Enter Michael Pollan and his extensively researched "The Omnivore's Dilemma", the source of my
dietary despair for the past two weeks. He, representing all of mankind and its conflicting blissful ignorance and passionate self-concern, is part of my story of a deliciously twisted love triangle. The other two parties are Zazie and McDonalds, both residing in the Haight-Ashbury/Cole Valley areas of San Francisco. These two represent two alimentary choices or directions, not the same, but not completely different either. Let me first explain the relevance of this triangle with the first paragraph: In the past two or three weeks, a time I'll remember being nose deep in Pollan's book, I have been struggling more than ever in my life with the phrase "you are what you eat". Specifically, on a recent outing to In 'n' Out, I could not bring myself to order anything made with beef without knowing where it came from. On recent trips to grocery stores, I have walked out empty-handed, dazed, bewildered, wondering what the hell I had even been looking at while wandering the aisles. Why Michael, why? A large hand reaches from the heavens, turns another page in my book, and I see why. From "The Omnivore's Dilemma" I have learned, well, a lot about corn - which before, I thought was just...corn. After reading Pollan's descriptive analysis of the contents composing the contents composing the contents of the grocery store, i was intrigued. Reading further, I learned that corn's roots go deeper than unnaturally fertilized soil. Life. Is. Corn. This is something I had never once thought about before I was told to. Now, all I can think about is the perverse and incestuous relationship corn has with the life cycle of everything I see. This may sound dramatic, and I certaintly will say that I am fresh off the Michael Pollan boat and haven't quite gotten my land legs, however I think this reaction is appropriate when confronted with reasonable arguments against the way I have been nurishing my body for the past 21 years. What have I been eating, and what kind of walking corn hybrid have I become? I know these frantic and dramatic questions will subside, but I'm not sure my concern will.

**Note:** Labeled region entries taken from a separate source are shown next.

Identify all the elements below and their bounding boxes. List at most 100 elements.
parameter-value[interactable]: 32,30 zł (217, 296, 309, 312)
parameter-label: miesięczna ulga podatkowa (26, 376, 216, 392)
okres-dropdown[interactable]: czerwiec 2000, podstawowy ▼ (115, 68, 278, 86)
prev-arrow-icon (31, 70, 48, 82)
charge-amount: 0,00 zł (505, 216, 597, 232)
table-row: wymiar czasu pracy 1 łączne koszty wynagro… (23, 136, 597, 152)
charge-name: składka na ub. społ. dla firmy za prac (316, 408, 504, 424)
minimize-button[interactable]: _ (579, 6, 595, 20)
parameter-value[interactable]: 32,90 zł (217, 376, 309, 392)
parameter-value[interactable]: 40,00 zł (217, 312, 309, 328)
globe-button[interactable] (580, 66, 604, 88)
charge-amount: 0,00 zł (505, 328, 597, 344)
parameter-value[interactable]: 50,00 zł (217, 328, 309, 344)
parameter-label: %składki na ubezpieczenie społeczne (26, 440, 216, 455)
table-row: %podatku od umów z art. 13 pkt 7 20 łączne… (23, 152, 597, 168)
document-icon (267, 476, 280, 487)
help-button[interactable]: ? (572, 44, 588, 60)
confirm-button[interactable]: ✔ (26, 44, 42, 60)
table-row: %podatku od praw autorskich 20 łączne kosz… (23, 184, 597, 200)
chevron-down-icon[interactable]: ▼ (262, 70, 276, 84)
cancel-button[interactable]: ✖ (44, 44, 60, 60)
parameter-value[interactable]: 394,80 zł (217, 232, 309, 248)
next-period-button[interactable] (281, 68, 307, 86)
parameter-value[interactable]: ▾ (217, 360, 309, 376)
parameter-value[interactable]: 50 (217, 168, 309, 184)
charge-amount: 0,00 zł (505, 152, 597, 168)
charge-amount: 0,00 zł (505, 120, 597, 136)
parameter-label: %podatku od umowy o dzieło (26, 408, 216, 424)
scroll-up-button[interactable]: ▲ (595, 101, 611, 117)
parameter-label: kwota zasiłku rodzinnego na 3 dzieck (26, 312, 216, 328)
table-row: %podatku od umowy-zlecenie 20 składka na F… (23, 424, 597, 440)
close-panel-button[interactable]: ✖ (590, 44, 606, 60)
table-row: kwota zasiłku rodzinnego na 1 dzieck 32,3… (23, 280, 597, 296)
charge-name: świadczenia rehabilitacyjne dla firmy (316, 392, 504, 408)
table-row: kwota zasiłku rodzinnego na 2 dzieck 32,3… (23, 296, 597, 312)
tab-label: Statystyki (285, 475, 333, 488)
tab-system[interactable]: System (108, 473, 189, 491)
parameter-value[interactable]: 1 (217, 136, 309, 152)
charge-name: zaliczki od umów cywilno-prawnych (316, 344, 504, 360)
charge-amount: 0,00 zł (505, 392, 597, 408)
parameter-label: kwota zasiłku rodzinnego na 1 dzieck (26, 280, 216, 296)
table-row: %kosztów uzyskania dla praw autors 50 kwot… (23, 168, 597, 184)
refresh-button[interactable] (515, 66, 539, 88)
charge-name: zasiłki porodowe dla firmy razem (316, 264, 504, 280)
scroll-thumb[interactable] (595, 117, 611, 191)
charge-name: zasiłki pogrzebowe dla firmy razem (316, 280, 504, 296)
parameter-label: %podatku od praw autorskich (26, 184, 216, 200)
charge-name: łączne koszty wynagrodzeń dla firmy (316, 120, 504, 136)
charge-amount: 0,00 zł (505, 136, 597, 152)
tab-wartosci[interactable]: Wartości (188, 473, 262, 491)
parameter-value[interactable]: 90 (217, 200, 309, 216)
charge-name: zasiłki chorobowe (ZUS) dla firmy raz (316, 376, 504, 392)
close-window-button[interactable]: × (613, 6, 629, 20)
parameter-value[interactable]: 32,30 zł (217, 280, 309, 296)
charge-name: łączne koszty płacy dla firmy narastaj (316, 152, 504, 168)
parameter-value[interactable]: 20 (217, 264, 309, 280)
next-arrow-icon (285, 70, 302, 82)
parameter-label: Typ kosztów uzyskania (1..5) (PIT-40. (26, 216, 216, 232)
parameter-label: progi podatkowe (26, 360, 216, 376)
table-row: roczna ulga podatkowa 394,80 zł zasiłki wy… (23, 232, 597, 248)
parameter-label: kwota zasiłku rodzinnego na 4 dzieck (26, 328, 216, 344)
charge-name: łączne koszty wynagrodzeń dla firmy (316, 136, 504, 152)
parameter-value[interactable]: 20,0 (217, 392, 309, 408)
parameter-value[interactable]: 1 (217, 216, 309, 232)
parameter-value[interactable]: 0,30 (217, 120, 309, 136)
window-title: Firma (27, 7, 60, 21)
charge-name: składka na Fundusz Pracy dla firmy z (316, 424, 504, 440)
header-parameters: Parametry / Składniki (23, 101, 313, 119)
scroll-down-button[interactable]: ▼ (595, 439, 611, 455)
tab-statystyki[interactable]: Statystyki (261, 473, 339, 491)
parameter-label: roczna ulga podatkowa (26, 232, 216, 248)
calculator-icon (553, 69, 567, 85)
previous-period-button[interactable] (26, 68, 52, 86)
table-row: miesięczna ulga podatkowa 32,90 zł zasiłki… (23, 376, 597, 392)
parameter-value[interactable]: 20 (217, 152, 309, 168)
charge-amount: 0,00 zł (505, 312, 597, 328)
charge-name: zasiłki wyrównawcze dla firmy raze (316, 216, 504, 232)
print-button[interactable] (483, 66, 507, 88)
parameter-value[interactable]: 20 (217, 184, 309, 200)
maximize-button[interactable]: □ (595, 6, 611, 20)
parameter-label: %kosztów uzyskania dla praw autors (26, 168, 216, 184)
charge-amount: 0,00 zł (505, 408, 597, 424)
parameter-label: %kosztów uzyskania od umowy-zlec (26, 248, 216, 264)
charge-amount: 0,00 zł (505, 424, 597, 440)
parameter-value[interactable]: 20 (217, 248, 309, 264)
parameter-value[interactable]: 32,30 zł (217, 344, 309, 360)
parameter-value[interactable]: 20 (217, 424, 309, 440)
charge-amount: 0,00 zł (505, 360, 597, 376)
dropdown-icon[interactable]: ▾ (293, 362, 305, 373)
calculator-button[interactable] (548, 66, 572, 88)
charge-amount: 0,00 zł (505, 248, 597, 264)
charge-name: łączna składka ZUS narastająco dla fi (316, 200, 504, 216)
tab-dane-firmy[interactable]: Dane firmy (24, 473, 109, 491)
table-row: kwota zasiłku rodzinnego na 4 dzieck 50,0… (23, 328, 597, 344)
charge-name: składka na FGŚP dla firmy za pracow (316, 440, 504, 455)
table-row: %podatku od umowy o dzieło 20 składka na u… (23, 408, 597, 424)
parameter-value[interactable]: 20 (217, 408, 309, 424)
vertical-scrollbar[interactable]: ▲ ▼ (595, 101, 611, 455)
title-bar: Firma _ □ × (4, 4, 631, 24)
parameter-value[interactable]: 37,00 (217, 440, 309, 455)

On our final ESF outing, we visited the Haigh and Cole Valley neighborhoods, starting with dinner at Zazie, and finishing with some matching desserts at the ever-fascinating McDonald's on Haight Street. While there is better and worse
food than Zazie and McDonald's, respectively, over the span of one entire meal, we probably traveled as far as one can imagine from one end of the spectrum to the other. Zazie is a small, quaint restaurant, with a simple, gourmet menu and wine list. We were there around 6, so natural lighting was provided by large skylights. The menu boasted that it sold beef from cows that lived locally on the coast and had a pleasant life "with an ocean view", and the menu items are changed to account for seasonal fruits and vegetables in the area. The food was amazing, and the service equally so. I couldn't help noticing that Kelli's pasta de printemps actually had flower petals scattered across the dish. Can't feel more natural than while you're eating that. Fresh was the most prominent word to describe our meal there, and even after reading most of Pollan's book, I don't think any of us were too worried about our orders. Then, we made the trek to the golden arches of Haight Street. Outside, young wanderers and old homeless men loitered in the parking lot and at the bus stop, and we all stepped into the sterile lights of McDonald's, our fin de la nuit.